In the process 700,000 Palestinians, mostly farmers and shopkeepers,
but also poets, artists, professionals, and
intellectuals, fled or were expelled.
To this day the vast majority have not been allowed to return home.
They and their descendents now number in the millions, and many
live in squalid refugee camps in the West Bank, Gaza, Jordan,
Lebanon, Syria, and elsewhere, dreaming of the day when they can once again inhabit or at least
visit the homeland of their grandfathers, the cradle of their culture and identity.
Some of them still have the keys to the front doors they hastily
locked as they fled the violence, expecting to return home in a matter of weeks.
Israelis blocked their return by force of arms in
contravention of international law.
Nearly 60 years later, Palestinian refugees make up the oldest and largest
unresolved refugee population in modern history.
The West Bank was administered by Jordan and
the Gaza Strip by Egypt from 1948 until 1967,
when Israel conquered and occupied both territories.
Today, most Palestinians are struggling for a homeland on the West Bank and Gaza Strip, the last 22%
of their historic homeland. Unfortunately, Israel has been building settlements and
transferring Israeli citizens to Palestinian territory for decades in contravention of the
Geneva Conventions, to which Israel is a signatory, in the hope of permanently annexing large
and vital areas of the West Bank. Illegal settlers in the West Bank now
number around 400,000, including those in Arab East Jerusalem.
Hopes for a peaceful
two-state solution hinge on a negotiated solution based on international law. UN Resolution 242
is the legal framework for a solution to the conflict, recognizing Israel within secure borders
on 78% of historic Palestine and Palestine within secure borders on the remainder: the West Bank
and Gaza Strip. The Arab League has in principle accepted these conditions, and in 2002 proposed the Saudi Initiative, which agrees to recognize Israel within secure borders in exchange for a negotiated Israeli withdrawal from the West Bank, Gaza Strip, and Golan Heights, and a fair and agreed-upon solution to the 1948 refugee problem.
Israel has refused even to consider the generous offer, claiming that a withdrawal from the West Bank would be detrimental to Israeli security. In reality, nothing would be better for Israeli security, and the only people who would be hurt by the move would be the ideological settlers and Israeli politicians who would be forced to abandon 60 years of mendacious rhetoric. It is the only reasonable way for Israel to integrate sustainably into the region. And without regional integration, and with Europe increasingly frustrated by Israel's violent intransigence, and with America on the fringes of the beginning of a debate about whether Israel is a strategic asset after all, Israel's future prospects look dim and dangerous.
Innocent civilians on both sides continue
to suffer horribly. In the Palestinian territories, crippling movement restrictions,
land theft for and by illegal settlements and Israeli army bases, discriminatory laws,
and frequent Israeli raids, home demolitions, broad-daylight assassinations in busy civilian
areas, and bombing campaigns against civilian areas and infrastructure make life extremely difficult
and often dangerous.

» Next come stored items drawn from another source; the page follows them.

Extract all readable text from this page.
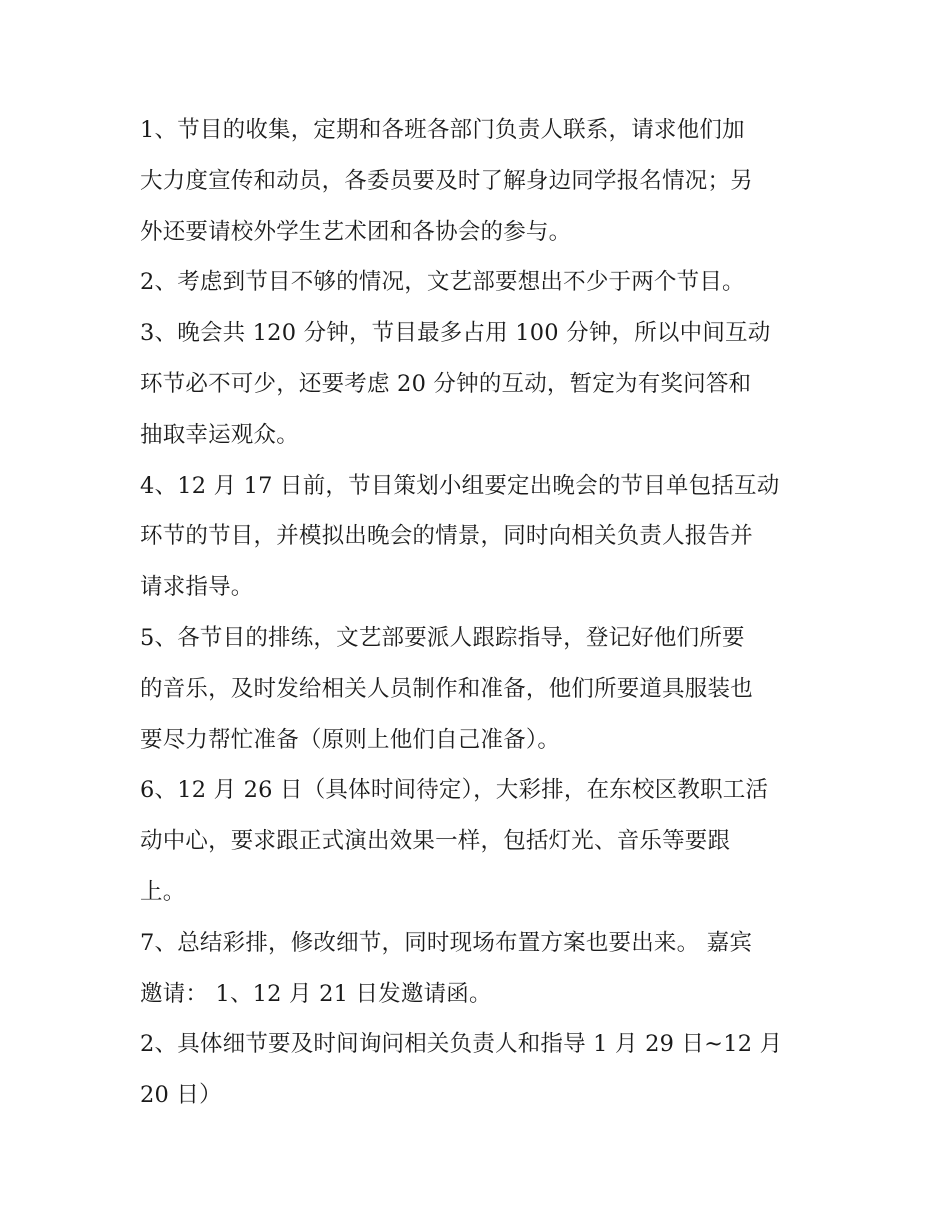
1、节目的收集，定期和各班各部门负责人联系，请求他们加
大力度宣传和动员，各委员要及时了解身边同学报名情况；另
外还要请校外学生艺术团和各协会的参与。
2、考虑到节目不够的情况，文艺部要想出不少于两个节目。
3、晚会共 120 分钟，节目最多占用 100 分钟，所以中间互动
环节必不可少，还要考虑 20 分钟的互动，暂定为有奖问答和
抽取幸运观众。
4、12 月 17 日前，节目策划小组要定出晚会的节目单包括互动
环节的节目，并模拟出晚会的情景，同时向相关负责人报告并
请求指导。
5、各节目的排练，文艺部要派人跟踪指导，登记好他们所要
的音乐，及时发给相关人员制作和准备，他们所要道具服装也
要尽力帮忙准备（原则上他们自己准备）。
6、12 月 26 日（具体时间待定），大彩排，在东校区教职工活
动中心，要求跟正式演出效果一样，包括灯光、音乐等要跟
上。
7、总结彩排，修改细节，同时现场布置方案也要出来。 嘉宾
邀请： 1、12 月 21 日发邀请函。
2、具体细节要及时间询问相关负责人和指导 1 月 29 日~12 月
20 日）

In addition, the Israeli army operates under a culture of impunity that rarely punishes soldiers who kill Palestinians in questionable circumstances (including a captain who was cleared of all charges after he deliberately pumped 20 bullets into a ten-year-old school girl). Additionally, under Israeli law, Palestinians are not allowed to sue the Israeli government for wrongful death or damage inflicted by Israeli soldiers and police.

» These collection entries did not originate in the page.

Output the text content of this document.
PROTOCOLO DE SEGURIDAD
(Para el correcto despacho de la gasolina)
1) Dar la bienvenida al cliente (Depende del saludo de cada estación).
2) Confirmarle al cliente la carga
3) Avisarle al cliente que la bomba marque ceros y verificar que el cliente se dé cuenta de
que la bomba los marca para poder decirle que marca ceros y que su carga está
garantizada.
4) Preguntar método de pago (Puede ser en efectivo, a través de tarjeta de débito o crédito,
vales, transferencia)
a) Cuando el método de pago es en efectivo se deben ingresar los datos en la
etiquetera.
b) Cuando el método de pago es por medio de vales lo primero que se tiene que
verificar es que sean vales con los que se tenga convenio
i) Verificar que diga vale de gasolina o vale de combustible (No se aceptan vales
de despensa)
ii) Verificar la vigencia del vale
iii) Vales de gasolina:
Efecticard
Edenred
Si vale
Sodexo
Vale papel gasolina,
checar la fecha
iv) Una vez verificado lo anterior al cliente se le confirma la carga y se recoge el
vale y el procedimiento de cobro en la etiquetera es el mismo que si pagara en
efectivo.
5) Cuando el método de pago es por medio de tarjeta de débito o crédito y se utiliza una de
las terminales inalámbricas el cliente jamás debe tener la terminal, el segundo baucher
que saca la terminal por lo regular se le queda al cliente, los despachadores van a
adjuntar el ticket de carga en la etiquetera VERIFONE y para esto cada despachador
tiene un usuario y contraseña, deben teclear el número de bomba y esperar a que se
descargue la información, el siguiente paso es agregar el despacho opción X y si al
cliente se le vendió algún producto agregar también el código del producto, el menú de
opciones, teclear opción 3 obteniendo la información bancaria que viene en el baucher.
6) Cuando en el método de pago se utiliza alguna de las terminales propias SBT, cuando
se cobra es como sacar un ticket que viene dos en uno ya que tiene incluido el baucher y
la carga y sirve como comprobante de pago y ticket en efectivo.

In Israel, horrific suicide bombing attacks by Palestinian militants have become very rare since Hamas unilaterally ceased its attacks two years ago in 2004. A rogue faction called Islamic Jihad has struck about six times in the past two years, killing about 40 innocent Israelis.
In the past six years, about 3,700 Palestinians and 1,000 Israelis have been killed. About 70% of
each were civilians, including 720 Palestinian children and 100 Israeli children. Many thousands
more have been injured and left disfigured or disabled. Thousands of Palestinians are living
in deplorable conditions in Israeli jails, hundreds of them, like the Guantanamo detainees,
without charge or trial, and hundreds of them women or children.

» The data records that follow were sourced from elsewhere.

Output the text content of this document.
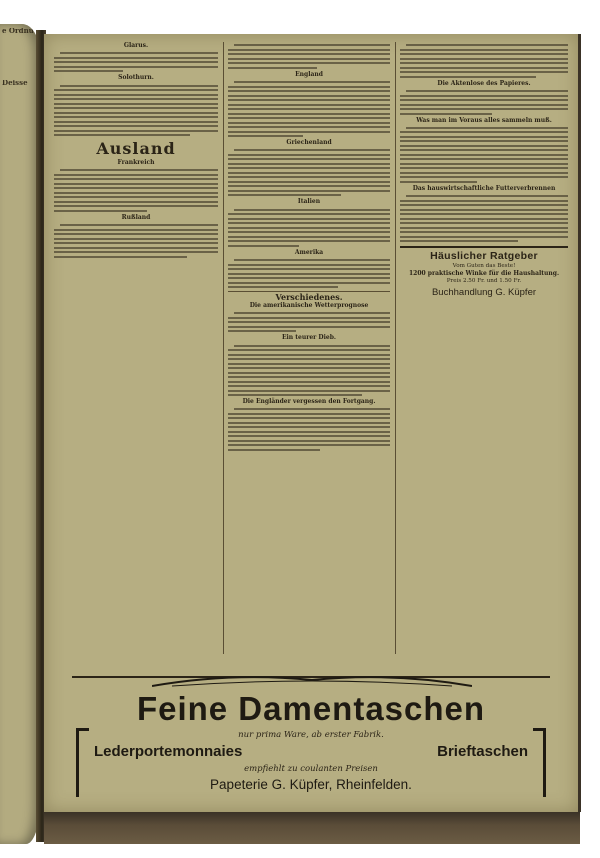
e Ordnu
Deisse
Glarus.
Solothurn.
Ausland
Frankreich
Rußland
England
Griechenland
Italien
Amerika
Verschiedenes.
Die amerikanische Wetterprognose
Ein teurer Dieb.
Die Engländer vergessen den Fortgang.
Die Aktenlose des Papieres.
Was man im Voraus alles sammeln muß.
Das hauswirtschaftliche Futterverbrennen
Häuslicher Ratgeber
Vom Guten das Beste!
1200 praktische Winke für die Haushaltung.
Preis 2.50 Fr. und 1.50 Fr.
Buchhandlung G. Küpfer
Feine Damentaschen
nur prima Ware, ab erster Fabrik.
Lederportemonnaies	Brieftaschen
empfiehlt zu coulanten Preisen
Papeterie G. Küpfer, Rheinfelden.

For a counterpoint, a brief overview of the conflicts that is only slightly biased toward the Israeli perspective (IMHO), see this narrative
from Mid East Web, an Israeli site with several Arab contributors.
It is occasionally incorrect on its figures, including leaving out the 200,000 East Jerusalem settlers
from its settler count and implying that Israel offered Palestinians 97% of the West
Bank at Camp David and Taba, a figure I and Tanya Reinhart of Tel Aviv University
do not believe
5. What do you think about Israel's Wall?
I, along with the
Court of Justice and the
High Court, consider it
a land grab, a device used to entrench illegal annexation of Palestinian land. The way it follows
the contours of planned settlement expansion leaves little doubt. The Wall was originally
claimed by Israel to be built as a "temporary security measure with no political significance."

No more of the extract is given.